William Dalrymple on Pakistan

William Dalrymple on anything is a much-anticipated event in Reihanland, but “A New Deal in Pakistan” — this is even better than usual, not least because he’s tackling a a badly misunderstood subject, namely the relative weight of religious extremism and middle-class liberal reformism in the politics of contemporary Pakistan, with great clarity and intelligence. Given the depth of ignorance and seemingly deliberate obtuseness that prevails in the Western press (Dalrymple calls out the right-wing press in particular, which strikes me as needlessly narrow) when it comes to Pakistan, Dalrymple has a lot of heavy lifting to do, and of course he doesn’t touch on everything, and he’s slightly more sanguine about, for example, the Awami National Party than perhaps he should be. But by any standard Dalrymple’s essay goes beyond useful corrective and into the terrain of essential reading. And it’s not all business: the piece is beautifully written, and it is full of surprising details (e.g., the cities are teeming with foxy models — reason enough to brave crazed Taliban irregulars, or not).

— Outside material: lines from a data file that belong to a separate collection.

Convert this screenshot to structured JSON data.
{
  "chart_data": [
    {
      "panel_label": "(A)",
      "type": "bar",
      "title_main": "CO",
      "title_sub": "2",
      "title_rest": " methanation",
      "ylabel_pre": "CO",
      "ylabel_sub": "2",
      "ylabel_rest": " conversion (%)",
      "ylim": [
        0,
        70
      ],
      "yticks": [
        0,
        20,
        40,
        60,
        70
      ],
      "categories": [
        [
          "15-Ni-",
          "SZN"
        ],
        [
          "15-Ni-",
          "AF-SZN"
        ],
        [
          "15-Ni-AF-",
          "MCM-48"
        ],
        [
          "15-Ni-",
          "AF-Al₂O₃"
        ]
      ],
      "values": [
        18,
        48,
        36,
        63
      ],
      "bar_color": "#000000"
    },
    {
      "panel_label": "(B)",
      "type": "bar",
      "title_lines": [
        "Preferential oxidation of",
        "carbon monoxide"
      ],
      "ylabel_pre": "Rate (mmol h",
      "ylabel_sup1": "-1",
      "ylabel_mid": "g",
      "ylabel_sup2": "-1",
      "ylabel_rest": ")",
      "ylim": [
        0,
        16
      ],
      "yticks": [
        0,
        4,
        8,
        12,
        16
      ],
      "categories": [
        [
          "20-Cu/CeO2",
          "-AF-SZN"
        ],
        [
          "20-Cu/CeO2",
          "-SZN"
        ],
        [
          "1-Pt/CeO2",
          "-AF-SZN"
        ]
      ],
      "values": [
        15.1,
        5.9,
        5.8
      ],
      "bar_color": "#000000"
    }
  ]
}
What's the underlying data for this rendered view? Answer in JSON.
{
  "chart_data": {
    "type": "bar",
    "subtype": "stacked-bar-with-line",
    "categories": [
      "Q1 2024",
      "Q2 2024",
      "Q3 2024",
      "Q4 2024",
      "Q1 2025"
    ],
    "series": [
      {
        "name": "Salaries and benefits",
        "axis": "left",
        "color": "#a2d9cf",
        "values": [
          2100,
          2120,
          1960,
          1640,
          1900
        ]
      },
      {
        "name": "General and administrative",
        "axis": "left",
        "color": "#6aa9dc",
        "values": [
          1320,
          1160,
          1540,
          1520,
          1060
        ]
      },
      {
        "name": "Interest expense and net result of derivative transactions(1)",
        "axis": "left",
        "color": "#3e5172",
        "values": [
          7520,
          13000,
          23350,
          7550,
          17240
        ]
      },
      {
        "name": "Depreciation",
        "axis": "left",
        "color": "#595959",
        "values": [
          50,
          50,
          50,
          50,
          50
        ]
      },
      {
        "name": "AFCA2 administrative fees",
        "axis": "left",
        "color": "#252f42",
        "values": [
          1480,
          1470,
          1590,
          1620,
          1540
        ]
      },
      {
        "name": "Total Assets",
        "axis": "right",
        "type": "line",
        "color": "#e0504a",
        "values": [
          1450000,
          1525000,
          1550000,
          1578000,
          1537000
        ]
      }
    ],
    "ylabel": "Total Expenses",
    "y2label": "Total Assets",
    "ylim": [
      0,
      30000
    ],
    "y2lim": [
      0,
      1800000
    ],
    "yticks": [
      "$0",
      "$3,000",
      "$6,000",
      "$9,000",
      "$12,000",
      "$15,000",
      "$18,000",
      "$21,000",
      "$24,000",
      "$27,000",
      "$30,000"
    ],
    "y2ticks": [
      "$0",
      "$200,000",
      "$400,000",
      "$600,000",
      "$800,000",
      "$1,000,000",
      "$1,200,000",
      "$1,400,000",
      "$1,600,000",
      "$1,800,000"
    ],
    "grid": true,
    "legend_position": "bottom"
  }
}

When I say we get Pakistan wrong, I mean we get it so wrong that the reflexively anti-American Tariq Ali is one of the sounder authorities on the subject.

In fact, the threat of a jihadi takeover of Pakistan is remote. There is no possibility of a takeover by religious extremists unless the army wants one, as in the 1980s, when General Zia-ul-Haq handed over the Ministries of Education and Information to the Jamaat-e-Islami, with dire results. There are serious problems confronting Pakistan, but these are usually ignored in Washington, by both the administration and the financial institutions. The lack of a basic social infrastructure encourages hopelessness and despair, but only a tiny minority turns to jihad.

Here is one of my favorite Ali moments, from his reflections on Bhutto’s assassination.

In 1968, when a right-wing, pro-military rag in Lahore published an attack on me, it revealed that I ‘had attended sex orgies in a French country house organised by [my] friend, the Jew Cohn-Bendit. All the fifty women in the swimming-pool were Jewish.’ Alas, this was totally false, but my parents were amazed at the number of people who congratulated them on my virility.

Speaking of which, I’ve been reading a brilliant history of the Bin Ladens and … let’s just say Cohn-Bendits of the world had nothing on the Sauds.